Alors le maire, ceint de son écharpe, s' avança au-devant de ses augustes hôtes et dit: „ Bonjour Monsieu l' Empereu. Vous avez bien fait d' amener votre dame pour lui faire voir notre belle Savoie"»1 ).

Là-dessus, je tire l' échelle, car n' est pas finir en gloire, que de raconter qu' un Empereur a visité le Salève.

Mais notre Salève ne s' allie peut-être pas très bien aux pompes de ce monde et nous ne voulons pas non plus le faire passer pour une des merveilles de l' univers. Mais les beautés naturelles d' un lieu ne sont-elles pas rehaussées par l' esprit de ceux qui les admirent et qui les célèbrent! Que sont ces beautés naturelles sans ceux qui savent les apprécier.

Avez-vous pensé à tous les spectacles merveilleux de la nature qui existent, que ce soit les effets du soleil dans les glaces du Pôle ou des champs de fleurs admirables dans les montagnes de l' Asie ou d' ailleurs et qu' aucun œil humain ne contemple jamais?

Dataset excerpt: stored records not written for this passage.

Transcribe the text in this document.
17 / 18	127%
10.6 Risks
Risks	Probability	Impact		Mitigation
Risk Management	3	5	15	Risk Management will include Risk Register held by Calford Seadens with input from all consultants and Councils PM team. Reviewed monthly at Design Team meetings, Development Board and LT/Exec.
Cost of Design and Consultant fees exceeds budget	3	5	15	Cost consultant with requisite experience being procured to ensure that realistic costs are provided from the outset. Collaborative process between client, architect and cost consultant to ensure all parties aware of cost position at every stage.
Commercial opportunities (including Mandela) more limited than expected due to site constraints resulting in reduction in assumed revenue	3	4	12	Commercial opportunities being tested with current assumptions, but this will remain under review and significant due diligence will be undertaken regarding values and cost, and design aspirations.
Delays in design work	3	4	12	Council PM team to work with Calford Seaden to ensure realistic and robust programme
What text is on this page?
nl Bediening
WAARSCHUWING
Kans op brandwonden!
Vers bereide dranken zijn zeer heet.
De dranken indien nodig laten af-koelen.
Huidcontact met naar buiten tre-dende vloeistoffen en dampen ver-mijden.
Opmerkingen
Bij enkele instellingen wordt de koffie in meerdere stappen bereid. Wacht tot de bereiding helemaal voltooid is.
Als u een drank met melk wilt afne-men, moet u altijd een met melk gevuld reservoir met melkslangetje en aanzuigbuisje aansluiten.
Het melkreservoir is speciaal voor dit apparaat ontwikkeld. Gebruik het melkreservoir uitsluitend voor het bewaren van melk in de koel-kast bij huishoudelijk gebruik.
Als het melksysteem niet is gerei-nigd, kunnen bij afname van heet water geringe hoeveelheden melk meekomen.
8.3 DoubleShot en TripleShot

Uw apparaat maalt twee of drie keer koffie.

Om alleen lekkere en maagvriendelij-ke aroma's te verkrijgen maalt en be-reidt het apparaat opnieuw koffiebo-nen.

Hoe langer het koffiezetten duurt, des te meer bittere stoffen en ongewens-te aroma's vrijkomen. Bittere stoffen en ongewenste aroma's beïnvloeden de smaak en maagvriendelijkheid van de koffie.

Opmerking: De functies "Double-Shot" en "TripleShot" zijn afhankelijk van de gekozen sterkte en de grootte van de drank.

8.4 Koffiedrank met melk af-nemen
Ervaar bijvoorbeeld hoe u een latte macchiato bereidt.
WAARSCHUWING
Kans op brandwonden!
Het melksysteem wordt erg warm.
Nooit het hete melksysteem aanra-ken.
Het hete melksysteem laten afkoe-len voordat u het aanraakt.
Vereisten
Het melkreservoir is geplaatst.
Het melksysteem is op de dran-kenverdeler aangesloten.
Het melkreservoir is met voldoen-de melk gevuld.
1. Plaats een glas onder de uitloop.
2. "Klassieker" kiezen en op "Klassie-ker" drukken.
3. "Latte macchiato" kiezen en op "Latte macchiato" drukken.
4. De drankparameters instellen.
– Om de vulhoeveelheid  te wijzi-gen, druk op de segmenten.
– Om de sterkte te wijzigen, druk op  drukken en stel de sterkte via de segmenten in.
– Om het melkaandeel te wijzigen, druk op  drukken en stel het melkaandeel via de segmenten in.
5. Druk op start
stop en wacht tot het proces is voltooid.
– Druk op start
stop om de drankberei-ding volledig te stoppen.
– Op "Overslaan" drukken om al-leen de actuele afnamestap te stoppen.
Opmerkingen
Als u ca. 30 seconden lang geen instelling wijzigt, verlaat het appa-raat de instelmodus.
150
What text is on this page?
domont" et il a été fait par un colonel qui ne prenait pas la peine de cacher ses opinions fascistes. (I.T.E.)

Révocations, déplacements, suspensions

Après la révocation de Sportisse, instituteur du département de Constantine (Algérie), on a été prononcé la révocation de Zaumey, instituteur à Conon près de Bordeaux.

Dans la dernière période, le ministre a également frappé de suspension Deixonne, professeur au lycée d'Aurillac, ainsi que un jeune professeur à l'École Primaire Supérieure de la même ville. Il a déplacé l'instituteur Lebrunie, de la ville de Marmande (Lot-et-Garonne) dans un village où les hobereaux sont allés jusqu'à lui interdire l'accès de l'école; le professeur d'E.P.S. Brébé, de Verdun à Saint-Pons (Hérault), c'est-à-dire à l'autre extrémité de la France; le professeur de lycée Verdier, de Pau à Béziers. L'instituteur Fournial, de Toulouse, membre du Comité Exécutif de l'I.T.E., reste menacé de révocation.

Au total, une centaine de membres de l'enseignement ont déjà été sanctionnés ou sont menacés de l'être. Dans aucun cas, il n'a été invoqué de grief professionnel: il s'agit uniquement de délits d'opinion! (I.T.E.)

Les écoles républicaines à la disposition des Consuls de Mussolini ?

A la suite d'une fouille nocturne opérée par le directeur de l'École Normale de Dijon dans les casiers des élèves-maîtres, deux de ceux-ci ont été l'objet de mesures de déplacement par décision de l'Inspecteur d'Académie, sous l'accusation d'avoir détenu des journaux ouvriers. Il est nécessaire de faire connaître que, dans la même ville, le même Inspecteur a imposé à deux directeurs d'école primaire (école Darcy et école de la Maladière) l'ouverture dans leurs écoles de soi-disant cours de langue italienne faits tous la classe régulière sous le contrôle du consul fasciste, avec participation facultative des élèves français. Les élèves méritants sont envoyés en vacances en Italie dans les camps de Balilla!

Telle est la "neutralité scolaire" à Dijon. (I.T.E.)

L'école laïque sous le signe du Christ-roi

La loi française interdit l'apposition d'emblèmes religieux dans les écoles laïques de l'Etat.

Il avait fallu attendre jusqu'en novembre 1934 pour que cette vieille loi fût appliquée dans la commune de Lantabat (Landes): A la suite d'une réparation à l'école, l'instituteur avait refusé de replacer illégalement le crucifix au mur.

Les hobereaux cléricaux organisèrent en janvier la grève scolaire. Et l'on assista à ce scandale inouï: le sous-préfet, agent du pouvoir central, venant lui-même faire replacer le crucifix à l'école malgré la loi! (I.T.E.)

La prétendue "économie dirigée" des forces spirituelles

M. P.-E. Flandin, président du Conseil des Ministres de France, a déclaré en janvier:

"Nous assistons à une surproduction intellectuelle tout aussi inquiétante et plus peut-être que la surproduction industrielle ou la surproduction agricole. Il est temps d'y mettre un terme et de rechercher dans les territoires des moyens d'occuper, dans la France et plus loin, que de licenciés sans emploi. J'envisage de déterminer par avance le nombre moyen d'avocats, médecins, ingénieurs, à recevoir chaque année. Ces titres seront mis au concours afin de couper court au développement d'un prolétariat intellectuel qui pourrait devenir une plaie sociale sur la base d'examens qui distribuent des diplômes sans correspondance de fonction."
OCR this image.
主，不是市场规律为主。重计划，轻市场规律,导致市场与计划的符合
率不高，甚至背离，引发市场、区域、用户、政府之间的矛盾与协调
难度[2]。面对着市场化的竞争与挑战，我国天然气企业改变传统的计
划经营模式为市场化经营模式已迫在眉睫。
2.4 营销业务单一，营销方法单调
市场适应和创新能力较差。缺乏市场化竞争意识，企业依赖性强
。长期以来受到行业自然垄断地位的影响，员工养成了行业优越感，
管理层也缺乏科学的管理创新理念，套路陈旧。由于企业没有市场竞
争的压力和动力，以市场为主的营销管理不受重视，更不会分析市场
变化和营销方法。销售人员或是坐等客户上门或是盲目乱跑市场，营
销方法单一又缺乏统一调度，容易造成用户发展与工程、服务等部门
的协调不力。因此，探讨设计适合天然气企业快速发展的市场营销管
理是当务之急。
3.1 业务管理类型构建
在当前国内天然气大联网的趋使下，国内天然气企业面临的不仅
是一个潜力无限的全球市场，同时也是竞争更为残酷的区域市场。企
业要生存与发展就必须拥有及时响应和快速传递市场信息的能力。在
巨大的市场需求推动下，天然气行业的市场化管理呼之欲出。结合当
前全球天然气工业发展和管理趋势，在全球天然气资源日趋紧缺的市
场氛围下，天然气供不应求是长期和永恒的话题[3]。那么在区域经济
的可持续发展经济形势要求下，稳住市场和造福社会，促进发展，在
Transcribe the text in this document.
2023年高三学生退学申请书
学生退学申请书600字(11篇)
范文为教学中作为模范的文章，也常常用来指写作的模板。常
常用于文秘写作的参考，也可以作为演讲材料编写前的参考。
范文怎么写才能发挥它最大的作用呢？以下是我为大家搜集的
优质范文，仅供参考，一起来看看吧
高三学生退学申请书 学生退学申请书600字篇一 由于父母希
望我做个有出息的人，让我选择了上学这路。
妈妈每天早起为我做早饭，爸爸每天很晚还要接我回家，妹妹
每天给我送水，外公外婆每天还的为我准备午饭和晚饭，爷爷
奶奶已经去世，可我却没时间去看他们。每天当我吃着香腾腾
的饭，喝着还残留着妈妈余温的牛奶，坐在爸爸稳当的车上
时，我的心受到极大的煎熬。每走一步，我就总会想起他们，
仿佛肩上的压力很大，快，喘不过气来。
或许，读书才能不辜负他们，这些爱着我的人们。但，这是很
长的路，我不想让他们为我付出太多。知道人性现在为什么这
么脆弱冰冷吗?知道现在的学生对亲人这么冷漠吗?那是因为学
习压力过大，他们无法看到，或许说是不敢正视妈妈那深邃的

La beauté seule n' est donc rien s' il n' y a des yeux pour la contempler, des cœurs pour l' aimer.

Aussi notre Salève serait peu de chose sans tous ceux qui le chérissent et nous reconnaissons avec un certain orgueil que les Genevois, tant les poètes qui l' ont chanté que ses amants, les simples promeneurs, qui en toutes saisons le gravissent et le parcourent, ont contribué et contribuent toujours à proclamer et à faire connaître sa grandeur un peu austère et son charme intime.